It is named did_pretest, and is an MP.TEST object as created by the R {cmd:did} package. See the
{browse "https://cran.r-project.org/web/packages/did/did.pdf": documentation for the MP.TEST function} to see
what else you might be able to extract from the object. For example, if you wanted the vector of bootstrapped
Cramer von Mises test statistics, you could get it with {cmd: rcall: CS_Model[['CvMb']]} (
note that {cmd: rcall: CS_Model$CvMb} would be ill-advised;
despite being valid R code, the $ confuses Stata since that's the marker for globals).

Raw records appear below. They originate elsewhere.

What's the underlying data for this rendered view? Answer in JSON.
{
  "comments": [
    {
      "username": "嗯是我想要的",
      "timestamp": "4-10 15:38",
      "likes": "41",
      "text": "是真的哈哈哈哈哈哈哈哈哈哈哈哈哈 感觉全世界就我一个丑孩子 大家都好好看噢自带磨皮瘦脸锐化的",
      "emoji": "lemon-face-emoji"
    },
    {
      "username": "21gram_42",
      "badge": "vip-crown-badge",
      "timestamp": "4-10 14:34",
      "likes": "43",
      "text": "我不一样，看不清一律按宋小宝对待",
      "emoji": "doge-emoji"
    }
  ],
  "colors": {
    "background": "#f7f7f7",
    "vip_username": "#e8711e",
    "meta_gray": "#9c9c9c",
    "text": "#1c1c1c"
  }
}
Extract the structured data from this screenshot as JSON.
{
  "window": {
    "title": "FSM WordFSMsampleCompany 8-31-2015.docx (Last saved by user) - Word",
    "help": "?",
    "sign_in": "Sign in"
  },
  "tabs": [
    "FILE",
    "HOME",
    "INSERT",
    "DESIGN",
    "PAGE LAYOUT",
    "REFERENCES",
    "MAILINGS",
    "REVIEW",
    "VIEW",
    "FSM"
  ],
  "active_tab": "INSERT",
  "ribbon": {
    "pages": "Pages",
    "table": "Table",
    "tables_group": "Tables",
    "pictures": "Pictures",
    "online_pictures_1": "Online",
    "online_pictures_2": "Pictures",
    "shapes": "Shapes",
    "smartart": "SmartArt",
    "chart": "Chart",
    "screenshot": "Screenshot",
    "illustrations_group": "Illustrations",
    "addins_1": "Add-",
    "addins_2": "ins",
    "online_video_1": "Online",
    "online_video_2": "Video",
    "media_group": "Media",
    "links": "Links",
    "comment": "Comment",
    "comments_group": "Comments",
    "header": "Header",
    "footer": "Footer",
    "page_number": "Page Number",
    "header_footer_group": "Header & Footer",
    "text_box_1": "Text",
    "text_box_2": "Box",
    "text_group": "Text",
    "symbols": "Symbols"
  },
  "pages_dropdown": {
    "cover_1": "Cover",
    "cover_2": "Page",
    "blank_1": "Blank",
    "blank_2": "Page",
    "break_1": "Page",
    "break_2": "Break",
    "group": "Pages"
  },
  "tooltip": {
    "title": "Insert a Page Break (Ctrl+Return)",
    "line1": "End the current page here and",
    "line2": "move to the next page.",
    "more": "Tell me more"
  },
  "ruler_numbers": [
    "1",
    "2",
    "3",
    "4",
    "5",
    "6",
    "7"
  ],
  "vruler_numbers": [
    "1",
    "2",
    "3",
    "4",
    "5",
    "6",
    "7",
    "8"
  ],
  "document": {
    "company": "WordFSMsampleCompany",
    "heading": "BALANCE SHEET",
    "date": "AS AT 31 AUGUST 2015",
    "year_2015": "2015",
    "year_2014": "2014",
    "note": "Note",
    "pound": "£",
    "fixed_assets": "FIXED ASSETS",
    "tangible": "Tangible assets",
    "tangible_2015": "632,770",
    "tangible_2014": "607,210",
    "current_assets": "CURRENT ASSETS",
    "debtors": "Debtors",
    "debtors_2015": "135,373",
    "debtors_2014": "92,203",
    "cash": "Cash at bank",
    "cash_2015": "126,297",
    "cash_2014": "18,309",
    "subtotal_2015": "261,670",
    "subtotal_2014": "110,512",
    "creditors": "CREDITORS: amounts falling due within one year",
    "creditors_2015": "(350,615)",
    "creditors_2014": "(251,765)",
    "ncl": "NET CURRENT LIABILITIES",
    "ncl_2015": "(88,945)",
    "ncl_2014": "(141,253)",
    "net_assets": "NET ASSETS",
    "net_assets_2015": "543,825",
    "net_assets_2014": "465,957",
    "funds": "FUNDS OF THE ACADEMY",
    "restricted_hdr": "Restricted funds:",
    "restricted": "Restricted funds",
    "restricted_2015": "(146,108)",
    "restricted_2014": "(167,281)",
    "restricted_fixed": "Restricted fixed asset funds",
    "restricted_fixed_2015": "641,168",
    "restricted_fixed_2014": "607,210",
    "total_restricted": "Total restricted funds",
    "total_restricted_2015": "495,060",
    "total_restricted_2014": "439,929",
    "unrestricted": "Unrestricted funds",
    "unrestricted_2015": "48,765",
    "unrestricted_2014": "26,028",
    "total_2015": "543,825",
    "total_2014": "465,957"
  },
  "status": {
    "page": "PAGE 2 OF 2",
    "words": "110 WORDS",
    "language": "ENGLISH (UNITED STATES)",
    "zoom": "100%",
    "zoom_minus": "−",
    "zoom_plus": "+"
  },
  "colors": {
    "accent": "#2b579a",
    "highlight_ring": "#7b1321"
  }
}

See the {cmd: rcall} documentation
for more information on passing things directly back to Stata.

{marker author}{...}
{title:Author}

Nick Huntington-Klein
nhuntington-klein@seattleu.edu

{marker references}{...}
{title:References}

{phang} Callaway, B., and P. H. C. Sant'Anna (2020). Difference-in-Differences with Multiple Time Periods.
{it:Journal of Econometrics}. {browse "https://doi.org/10.1016/j.jeconom.2020.12.001":Link}.{p_end}

{marker examples}{...}
{title:Examples}

{phang}{cmd:. mpdta, clear}{p_end}
{phang}{cmd:. conditional_did_pretest lemp year firsttreat lpop, idname(countyreal)}{p_end}